Single-model voice loop vs. transcription + text LLM: GPT-Realtime-2 handles everything in one loop (audio in, audio out, tool calls), but if you need deterministic behavior from a fine-tuned text model, consider feeding gpt-realtime-whisper into your text pipeline and generating TTS separately. The single-model loop is simpler; the split pipeline gives you more control.

Effort level by call type: Do not use one effort level for all interactions. Route simple FAQ calls to minimal or low for sub-1.2-second response latency. Route complex intake or support calls to medium or high. If you have a compliance classification step, route flagged calls to xhigh.

Context budget management: At 128K tokens, you have room to let context accumulate naturally in most calls. For very long sessions (customer support calls running 60+ minutes), implement a summarization step before the context window fills. The Realtime API does not auto-truncate — it will error if context overflows.

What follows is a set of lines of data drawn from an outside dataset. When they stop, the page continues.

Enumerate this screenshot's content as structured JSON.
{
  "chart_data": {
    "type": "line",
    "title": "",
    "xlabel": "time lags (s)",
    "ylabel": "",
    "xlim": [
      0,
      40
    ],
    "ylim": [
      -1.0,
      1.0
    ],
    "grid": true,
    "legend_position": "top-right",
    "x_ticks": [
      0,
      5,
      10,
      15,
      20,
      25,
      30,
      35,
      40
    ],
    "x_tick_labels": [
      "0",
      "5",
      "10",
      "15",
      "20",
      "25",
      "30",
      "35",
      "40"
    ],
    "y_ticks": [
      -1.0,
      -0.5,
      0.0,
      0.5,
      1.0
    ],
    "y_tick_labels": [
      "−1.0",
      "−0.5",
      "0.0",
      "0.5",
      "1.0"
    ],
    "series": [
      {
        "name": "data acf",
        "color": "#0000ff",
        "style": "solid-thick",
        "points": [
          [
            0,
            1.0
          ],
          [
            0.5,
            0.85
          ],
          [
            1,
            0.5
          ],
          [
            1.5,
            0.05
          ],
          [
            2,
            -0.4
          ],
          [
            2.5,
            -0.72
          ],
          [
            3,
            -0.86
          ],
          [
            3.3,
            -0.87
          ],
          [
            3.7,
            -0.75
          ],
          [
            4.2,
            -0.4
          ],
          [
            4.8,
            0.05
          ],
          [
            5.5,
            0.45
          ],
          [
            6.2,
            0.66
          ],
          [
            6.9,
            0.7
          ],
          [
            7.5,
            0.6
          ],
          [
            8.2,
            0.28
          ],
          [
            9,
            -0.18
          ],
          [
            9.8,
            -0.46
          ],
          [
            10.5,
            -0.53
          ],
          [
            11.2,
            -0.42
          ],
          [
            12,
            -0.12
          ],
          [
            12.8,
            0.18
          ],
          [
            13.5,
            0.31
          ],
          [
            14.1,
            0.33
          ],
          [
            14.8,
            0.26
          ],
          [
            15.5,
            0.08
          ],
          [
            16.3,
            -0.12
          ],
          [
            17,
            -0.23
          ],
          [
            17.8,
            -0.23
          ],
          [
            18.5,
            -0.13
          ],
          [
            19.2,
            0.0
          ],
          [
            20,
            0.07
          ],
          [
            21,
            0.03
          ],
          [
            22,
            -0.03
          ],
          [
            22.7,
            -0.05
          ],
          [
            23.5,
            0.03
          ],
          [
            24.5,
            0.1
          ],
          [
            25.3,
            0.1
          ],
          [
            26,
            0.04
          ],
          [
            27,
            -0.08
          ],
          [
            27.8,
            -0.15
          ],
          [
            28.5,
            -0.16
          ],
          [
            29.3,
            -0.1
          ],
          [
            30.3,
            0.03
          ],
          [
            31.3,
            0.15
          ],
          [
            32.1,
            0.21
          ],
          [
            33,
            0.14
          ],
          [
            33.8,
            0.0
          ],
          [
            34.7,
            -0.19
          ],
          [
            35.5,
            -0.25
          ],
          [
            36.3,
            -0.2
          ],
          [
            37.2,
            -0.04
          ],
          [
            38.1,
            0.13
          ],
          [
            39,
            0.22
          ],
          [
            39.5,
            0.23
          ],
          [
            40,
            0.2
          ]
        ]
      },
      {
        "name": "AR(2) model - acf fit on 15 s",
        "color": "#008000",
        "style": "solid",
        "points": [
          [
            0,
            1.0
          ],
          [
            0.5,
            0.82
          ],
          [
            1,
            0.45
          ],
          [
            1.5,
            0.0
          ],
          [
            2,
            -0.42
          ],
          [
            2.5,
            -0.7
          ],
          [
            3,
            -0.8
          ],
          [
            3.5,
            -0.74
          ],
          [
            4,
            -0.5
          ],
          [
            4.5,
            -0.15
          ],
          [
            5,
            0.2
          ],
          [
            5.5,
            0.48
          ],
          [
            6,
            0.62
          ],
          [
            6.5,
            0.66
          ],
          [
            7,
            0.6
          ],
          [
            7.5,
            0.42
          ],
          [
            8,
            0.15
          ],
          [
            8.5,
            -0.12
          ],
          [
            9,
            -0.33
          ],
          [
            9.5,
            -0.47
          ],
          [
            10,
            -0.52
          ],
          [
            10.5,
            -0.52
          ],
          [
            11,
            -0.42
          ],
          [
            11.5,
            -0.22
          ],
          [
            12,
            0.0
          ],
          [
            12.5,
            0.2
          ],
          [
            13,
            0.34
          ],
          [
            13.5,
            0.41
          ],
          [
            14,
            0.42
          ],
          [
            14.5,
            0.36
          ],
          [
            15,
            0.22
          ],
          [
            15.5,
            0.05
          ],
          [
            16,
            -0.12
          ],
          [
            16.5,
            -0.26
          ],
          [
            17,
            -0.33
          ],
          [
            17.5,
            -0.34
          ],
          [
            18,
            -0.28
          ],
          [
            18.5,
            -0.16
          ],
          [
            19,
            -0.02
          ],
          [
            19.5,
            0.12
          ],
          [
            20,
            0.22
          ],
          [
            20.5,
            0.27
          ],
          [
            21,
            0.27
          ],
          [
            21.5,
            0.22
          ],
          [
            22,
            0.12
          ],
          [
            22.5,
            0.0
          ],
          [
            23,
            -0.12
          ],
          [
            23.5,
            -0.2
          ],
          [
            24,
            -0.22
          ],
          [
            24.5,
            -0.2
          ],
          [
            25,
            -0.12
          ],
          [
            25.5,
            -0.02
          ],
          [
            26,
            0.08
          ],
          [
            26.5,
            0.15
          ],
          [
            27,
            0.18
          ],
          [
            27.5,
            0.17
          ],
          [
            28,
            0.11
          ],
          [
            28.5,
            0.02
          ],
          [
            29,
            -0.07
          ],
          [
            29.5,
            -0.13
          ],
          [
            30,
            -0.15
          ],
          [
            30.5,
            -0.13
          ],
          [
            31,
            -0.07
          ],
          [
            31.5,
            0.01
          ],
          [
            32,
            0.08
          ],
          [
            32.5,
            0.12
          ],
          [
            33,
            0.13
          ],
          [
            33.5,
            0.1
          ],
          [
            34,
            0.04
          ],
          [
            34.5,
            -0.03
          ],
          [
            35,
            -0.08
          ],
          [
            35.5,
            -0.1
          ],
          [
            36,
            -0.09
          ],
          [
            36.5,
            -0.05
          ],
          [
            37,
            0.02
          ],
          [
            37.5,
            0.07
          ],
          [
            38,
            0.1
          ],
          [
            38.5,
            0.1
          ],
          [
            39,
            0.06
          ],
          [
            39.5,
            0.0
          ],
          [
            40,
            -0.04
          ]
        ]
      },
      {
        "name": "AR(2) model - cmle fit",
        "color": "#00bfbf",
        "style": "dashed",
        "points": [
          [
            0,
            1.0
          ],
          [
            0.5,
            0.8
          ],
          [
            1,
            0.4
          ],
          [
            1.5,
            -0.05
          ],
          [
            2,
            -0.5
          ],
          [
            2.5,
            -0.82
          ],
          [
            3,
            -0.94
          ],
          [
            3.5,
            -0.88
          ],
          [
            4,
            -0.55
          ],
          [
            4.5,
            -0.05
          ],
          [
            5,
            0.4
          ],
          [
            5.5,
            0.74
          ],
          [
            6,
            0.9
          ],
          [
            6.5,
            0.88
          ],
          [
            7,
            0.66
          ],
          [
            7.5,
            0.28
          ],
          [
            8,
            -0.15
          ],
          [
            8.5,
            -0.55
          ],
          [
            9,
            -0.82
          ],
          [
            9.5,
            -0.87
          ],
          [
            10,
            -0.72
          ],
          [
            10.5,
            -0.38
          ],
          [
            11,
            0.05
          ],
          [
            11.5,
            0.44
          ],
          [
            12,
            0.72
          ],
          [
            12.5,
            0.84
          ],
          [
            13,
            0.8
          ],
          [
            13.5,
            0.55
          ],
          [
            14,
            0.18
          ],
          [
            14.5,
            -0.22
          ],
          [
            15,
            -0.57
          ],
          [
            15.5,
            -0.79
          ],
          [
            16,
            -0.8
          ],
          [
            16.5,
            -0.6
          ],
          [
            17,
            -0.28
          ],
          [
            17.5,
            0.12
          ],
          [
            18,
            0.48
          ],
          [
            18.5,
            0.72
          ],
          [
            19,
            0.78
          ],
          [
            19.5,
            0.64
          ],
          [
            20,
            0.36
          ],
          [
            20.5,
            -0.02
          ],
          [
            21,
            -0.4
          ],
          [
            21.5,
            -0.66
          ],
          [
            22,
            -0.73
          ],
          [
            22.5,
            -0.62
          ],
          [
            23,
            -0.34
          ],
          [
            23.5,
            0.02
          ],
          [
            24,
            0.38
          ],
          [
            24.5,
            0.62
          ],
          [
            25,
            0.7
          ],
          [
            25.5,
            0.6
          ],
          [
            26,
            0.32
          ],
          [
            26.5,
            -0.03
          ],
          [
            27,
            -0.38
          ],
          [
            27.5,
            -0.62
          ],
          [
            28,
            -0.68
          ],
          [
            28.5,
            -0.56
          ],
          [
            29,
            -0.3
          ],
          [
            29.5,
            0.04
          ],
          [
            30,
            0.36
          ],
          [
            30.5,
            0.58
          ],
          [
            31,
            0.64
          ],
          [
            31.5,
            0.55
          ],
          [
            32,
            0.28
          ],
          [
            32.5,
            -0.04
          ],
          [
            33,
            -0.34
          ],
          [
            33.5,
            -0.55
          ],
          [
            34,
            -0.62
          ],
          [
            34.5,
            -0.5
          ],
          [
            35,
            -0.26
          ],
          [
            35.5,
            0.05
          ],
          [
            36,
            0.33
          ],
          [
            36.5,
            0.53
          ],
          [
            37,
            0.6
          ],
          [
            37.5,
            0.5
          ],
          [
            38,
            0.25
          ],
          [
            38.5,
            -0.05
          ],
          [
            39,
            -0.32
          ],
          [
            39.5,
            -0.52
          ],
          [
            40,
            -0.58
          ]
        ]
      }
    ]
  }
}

Cost floor for volume: If you are modeling a large deployment, start with gpt-realtime-mini pricing and layer in gpt-realtime-2 only where the capability gap is measurable. The 53x audio input price difference is not small.


Builder Checklist

  • Remove OpenAI-Beta: realtime=v1 header from all WebSocket connections
  • Update model ID from gpt-4o-realtime-preview to gpt-realtime-2 or gpt-realtime-mini
  • Add session.type to all session init payloads
  • Rename event handlers: response.text.deltaresponse.output_text.delta
  • Handle conversation.item.added and conversation.item.done instead of conversation.item.created
  • Move audio output config to session.audio.output
  • Switch to POST /v1/realtime/client_secrets for browser/WebRTC clients
  • Set reasoning_effort in session config (default low; tune per use case)
  • Verify concurrent event handling is async in your WebSocket client
  • Audit audio token budget: user audio at 1 token/100ms, assistant audio at 1 token/50ms
  • Evaluate gpt-realtime-mini vs. gpt-realtime-2 for each call type by volume × capability requirement

The Realtime API beta was shut down May 12, 2026. If you have production traffic on gpt-4o-realtime-preview, it is already failing. Migration is not optional.